The Mountaineers have made four straight bowl games and became eligible for a fifth on Saturday. The win was App State’s 12th in a row, dating back to last season. Only Clemson and Ohio State have longer active streaks. All told, the Mountaineers have won 54 of their 70 games (.771) as an FBS program. That ranks right between Wisconsin (.773) and Boise State (.759) over that stretch, both of which lost for the first time this season on Saturday.

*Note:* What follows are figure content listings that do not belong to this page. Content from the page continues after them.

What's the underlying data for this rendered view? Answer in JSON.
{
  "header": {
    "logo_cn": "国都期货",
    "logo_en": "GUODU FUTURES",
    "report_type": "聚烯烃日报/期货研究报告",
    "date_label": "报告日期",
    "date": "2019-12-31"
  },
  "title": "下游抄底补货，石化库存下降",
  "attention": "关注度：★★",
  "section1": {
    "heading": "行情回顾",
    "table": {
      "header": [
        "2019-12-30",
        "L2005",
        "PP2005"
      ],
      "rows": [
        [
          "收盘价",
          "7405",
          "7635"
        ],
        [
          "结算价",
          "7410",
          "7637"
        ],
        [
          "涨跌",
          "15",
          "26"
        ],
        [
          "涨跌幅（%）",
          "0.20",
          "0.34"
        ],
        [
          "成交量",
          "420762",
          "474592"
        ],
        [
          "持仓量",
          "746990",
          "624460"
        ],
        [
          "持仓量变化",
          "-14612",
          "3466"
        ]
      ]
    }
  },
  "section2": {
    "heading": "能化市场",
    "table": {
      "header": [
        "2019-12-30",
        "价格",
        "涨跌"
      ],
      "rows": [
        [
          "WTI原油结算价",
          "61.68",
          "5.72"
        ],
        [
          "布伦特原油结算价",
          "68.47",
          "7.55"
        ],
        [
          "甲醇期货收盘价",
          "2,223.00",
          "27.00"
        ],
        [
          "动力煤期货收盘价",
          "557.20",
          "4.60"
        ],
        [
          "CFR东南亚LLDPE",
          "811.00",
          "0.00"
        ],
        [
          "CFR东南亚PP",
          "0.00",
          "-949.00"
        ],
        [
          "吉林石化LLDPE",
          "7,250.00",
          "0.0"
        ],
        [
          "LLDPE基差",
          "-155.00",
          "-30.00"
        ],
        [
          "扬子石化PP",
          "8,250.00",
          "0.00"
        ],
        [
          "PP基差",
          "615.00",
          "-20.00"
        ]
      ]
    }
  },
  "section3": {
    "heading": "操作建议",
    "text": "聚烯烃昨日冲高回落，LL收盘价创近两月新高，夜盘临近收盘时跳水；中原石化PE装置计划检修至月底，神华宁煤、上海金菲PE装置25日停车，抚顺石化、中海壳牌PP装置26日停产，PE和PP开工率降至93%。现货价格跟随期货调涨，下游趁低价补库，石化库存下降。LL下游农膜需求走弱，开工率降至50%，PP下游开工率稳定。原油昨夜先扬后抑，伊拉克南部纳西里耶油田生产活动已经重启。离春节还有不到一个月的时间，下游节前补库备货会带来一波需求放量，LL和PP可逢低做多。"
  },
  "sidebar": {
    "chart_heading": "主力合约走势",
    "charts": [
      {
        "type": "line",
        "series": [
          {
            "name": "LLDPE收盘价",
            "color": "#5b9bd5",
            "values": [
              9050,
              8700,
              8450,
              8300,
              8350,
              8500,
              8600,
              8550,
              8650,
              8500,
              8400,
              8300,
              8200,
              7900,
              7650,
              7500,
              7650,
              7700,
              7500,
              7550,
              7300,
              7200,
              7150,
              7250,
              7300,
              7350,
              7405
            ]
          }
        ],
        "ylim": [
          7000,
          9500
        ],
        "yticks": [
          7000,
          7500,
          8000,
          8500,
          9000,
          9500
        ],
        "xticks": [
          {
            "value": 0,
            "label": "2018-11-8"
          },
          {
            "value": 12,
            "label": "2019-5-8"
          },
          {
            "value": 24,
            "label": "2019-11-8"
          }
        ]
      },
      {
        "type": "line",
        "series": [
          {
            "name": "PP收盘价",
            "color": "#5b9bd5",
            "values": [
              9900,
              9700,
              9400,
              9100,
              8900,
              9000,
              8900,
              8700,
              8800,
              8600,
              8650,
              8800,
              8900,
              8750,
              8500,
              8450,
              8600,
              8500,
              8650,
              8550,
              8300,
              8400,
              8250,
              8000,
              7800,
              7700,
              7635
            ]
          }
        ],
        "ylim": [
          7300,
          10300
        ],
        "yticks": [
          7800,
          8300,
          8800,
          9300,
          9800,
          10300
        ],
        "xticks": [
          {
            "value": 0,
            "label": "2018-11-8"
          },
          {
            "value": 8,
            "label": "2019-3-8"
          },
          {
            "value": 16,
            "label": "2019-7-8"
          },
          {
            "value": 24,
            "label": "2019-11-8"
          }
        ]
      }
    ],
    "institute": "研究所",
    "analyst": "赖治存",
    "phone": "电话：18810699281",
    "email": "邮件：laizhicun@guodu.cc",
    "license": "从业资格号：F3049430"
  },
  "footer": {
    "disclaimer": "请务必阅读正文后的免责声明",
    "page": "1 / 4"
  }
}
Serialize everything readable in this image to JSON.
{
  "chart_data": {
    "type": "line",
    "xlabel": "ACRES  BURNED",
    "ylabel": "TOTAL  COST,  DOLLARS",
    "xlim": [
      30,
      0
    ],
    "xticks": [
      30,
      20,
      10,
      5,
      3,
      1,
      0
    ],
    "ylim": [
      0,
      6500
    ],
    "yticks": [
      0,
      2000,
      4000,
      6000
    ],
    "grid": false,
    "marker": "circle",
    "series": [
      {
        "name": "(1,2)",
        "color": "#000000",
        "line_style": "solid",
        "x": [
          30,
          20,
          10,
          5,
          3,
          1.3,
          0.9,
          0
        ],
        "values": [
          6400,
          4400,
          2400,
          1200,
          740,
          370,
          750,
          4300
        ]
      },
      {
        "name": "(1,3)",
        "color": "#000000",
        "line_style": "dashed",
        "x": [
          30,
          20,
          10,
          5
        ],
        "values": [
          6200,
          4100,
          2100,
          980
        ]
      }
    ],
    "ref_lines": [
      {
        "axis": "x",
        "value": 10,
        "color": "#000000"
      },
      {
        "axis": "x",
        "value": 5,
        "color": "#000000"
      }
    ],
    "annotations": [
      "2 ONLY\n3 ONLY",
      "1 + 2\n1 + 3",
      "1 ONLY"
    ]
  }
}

If anyone wants to write that off because it happened in the Sun Belt I would refer them back to this—eight years ago App State was playing FCS football.
I’ll always be drawn to programs that make that jump and have success. Put a beautiful setting around it—and The Rock has one of the better settings I’ve seen for a game—and it’s almost impossible for me to resist. I’ve been admiring this program for a long time. My first in-person experience with it did nothing to change that.
I spent much of the rainy Saturday trying to decide what App State reminded me of. I lived in New England for almost a decade, but I saw more Bean Boots—L.L. Bean’s perfectly functional rubber and leather all-weather stompers that have become fashionable of late—in Boone than I’ve ever seen before. Mountain schools are like that. They all have their own vibe even if it’s the same vibe no matter which mountains you’re in.
At first I decided that Appalachian State was a southern University of Vermont. But as I continued to watch Drinkwitz’s offense slice up ULM, I realized I was ignoring the obvious.
Appalachian State football is Boise State east. Successful FCS-to-FBS transition? Yep. Picturesque setting? Check. Unique and strong football culture? Absolutely.
Big-time wins over blue-blood programs? Boise State has more of those, though the Broncols have been at it longer, but App State still has the most famous one—the 2007 upset of Michigan. Stroll down King Street and that win is never far away. Merchandise commemorating one of the biggest upsets of all time must still sell well because it’s everywhere.
But the biggest upset of all is that it wouldn’t be much of an upset today. App State has pushed Tennessee and Penn State to the brink in the past four years. It’s already beaten North Carolina this year and has a shot at South Carolina in November.